Every now and then you can find yourself reporting to someone who seemingly has no filter on his (her) emotional state; and when something goes wrong, everyone in the entire building knows about it. Fortunately, people who have such little self-control don’t often rise too far up an organization – but some occasionally slip through. The most common exceptions are people who own the business (or are related to someone who owns the business); or people who possess skill or knowledge so critical that their bosses feel it outweighs the horrible effect they might have on morale and staff retention. And make no mistake; they have the ability to singlehandedly create a horribly toxic work environment.

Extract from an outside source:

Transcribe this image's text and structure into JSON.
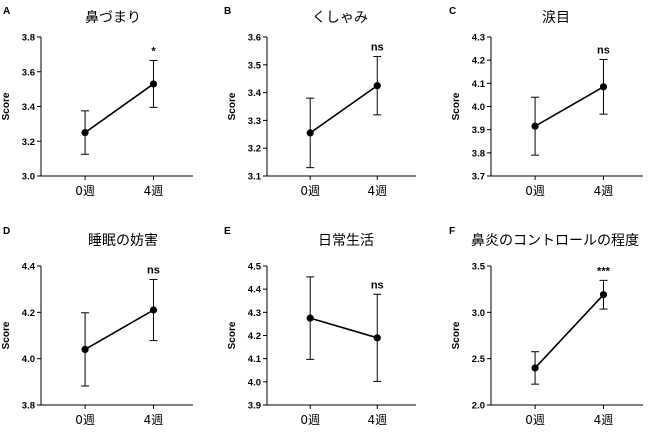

If you have a boss like this, the first thing to recognize is there is unlikely anything you can do to change them in any significant way. This is a behaviour pattern which is firmly embedded, and probably extends well beyond the work environment and into their personal lives. There are really only two options open to you:
1. Change their behaviour with you
While you can’t realistically change someone’s overall behaviour patterns, you can sometimes change the way they behave around you personally. If (and only if) you are a valuable employee, and your boss respects the value you bring to the organization, you can try this approach: Find a quiet moment to talk with your boss. Use a good stuff – bad stuff – good stuff approach, and present your position in terms of how your boss might benefit by changing his behaviour when you’re around.
For example, ” (Good stuff) Boss, I really like the work I do – it’s engaging and really interesting. (Bad stuff) I have to be honest though, when you shout at me like you did yesterday; I completely lose focus and totally lose my productivity. (Good stuff) I’ll get a lot more done if you just talk to me…”
This approach can work, and it’s worth a try. You may find you have to repeat the conversation a few times. Unfortunately, it won’t always work because, sadly, some bosses just don’t get it. This option is really only worth trying when you see some long term benefits coming from your current job. Otherwise option 2, below, is your best choice:
2. Get out – fast
Life is too short to work for a toxic boss. Seriously. There are lots of good bosses out there looking for great employees. Get that resume out there!